Cosmoknights by Hannah Templer is the story of run-away mechanic Pan and her journey to find her friend Tara, the missing princess of their homeworld, who Pan helped escape years before. Pan teams up with Cosmoknights Cass and Bee, warriors for hire that compete in battle royals to win a princess’s hand in marriage. Instead of delivering the princess to their client though, Cass and Bee let the princess go to live her own life. Soon after teaming up with Pan, their group gains a fourth member in Kate, who proposes that simply spiriting the princesses away is not enough, and that the entire tradition of jousting must be eradicated for princesses to truly be free.
How are gender expectations proven to be malleable constructs?
For many people, gender is a rigid concept. For them, the gender binary and the ways to express it are intrinsically tied to sex, and these ways have never changed since the dawn of humanity. Of course, this is all based on the idea of gender as a natural concept when, in reality, it has always been a human construct. The irrefutable evidence of it is the simple fact that gender has been expressed in different ways throughout time and across cultures. While some similarities exist, what constitutes masculinity and femininity nowadays is different from what it was 100 years ago. Similarly, the concept of gender not as a binary but rather a spectrum has slowly been gaining acceptance as more people understand that the rigid conceptualization of gender has been one of humanity’s greatest self-imposed restrictions.

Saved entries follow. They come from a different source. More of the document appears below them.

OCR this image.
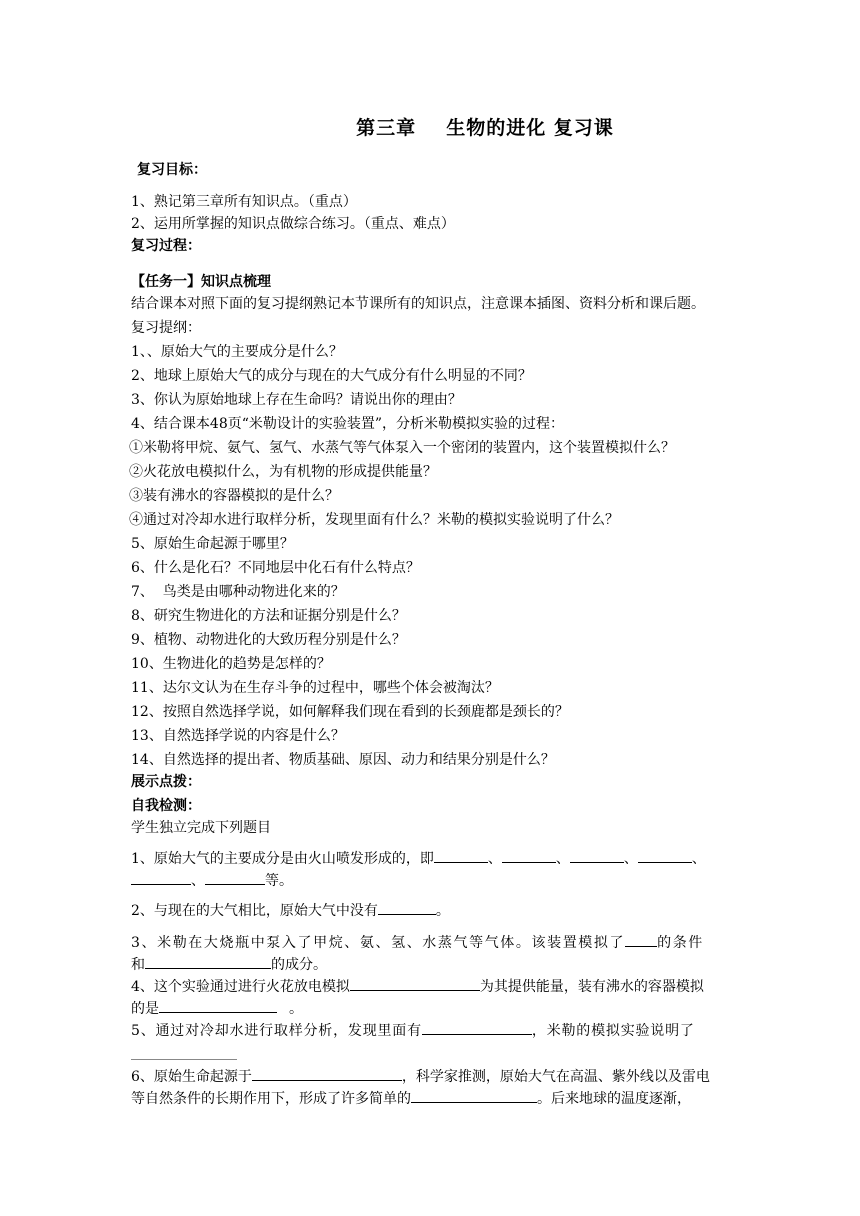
第三章 生物的进化 复习课
复习目标：
1、熟记第三章所有知识点。（重点）
2、运用所掌握的知识点做综合练习。（重点、难点）
复习过程：
【任务一】知识点梳理
结合课本对照下面的复习提纲熟记本节课所有的知识点，注意课本插图、资料分析和课后题。
复习提纲：
1、、原始大气的主要成分是什么？
2、地球上原始大气的成分与现在的大气成分有什么明显的不同？
3、你认为原始地球上存在生命吗？请说出你的理由？
4、结合课本48页“米勒设计的实验装置”，分析米勒模拟实验的过程：
①米勒将甲烷、氨气、氢气、水蒸气等气体泵入一个密闭的装置内，这个装置模拟什么？
②火花放电模拟什么，为有机物的形成提供能量？
③装有沸水的容器模拟的是什么？
④通过对冷却水进行取样分析，发现里面有什么？米勒的模拟实验说明了什么？
5、原始生命起源于哪里？
6、什么是化石？不同地层中化石有什么特点？
7、  鸟类是由哪种动物进化来的？
8、研究生物进化的方法和证据分别是什么？
9、植物、动物进化的大致历程分别是什么？
10、生物进化的趋势是怎样的？
11、达尔文认为在生存斗争的过程中，哪些个体会被淘汰？
12、按照自然选择学说，如何解释我们现在看到的长颈鹿都是颈长的？
13、自然选择学说的内容是什么？
14、自然选择的提出者、物质基础、原因、动力和结果分别是什么？
展示点拨：
自我检测：
学生独立完成下列题目
1、原始大气的主要成分是由火山喷发形成的，即	、	、	、	、
、	等。
2、与现在的大气相比，原始大气中没有	。
3、米勒在大烧瓶中泵入了甲烷、氨、氢、水蒸气等气体。该装置模拟了 的条件
和	的成分。
4、这个实验通过进行火花放电模拟	为其提供能量，装有沸水的容器模拟
的是	。
5、通过对冷却水进行取样分析，发现里面有	，米勒的模拟实验说明了
6、原始生命起源于	，科学家推测，原始大气在高温、紫外线以及雷电
等自然条件的长期作用下，形成了许多简单的	。后来地球的温度逐渐，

While Cosmoknights focuses on the gender role princesses are expected to adhere to, there is some evidence as to how hegemonic masculinity works. For a nobleman to truly be a part of masculine hegemony, he must marry a princess as this is his only way to achieve royal power. A shift has occurred, however: instead of nobles jousting themselves, it is now common for them to hire Cosmoknights as proxies. At first glance, this may seem shameful and emasculating, but hegemonic masculinity never lets itself lose power. Because of its hegemonic authority, it can shift to accommodate to the changing times, basically changing the rules halfway through the game. As such, the power to hire Cosmoknights becomes a higher valued marker of masculinity than doing one’s own jousting.
Even though jousting is considered a time-honored tradition, the nobility has actually been complicit in its shifting rules. As the ruling class, they have the power to reconfigure the practice as they please to best legitimize their power. If combat is no longer valued among the nobles, then that value can be shifted to wealth and the means to hire others to do one’s work. Thus, hegemonic masculinity preserves its status. For the princesses, femininity is a lot more rigid, but Cass was able to find a chink in the armor. She’s of noble birth and trained in combat. What if she won herself in the joust? While the details are unclear, it’s safe to say it worked. Cass proved that the rigid gender roles princesses are raised in can be shattered if they are presented with the opportunity to reclaim their own agency.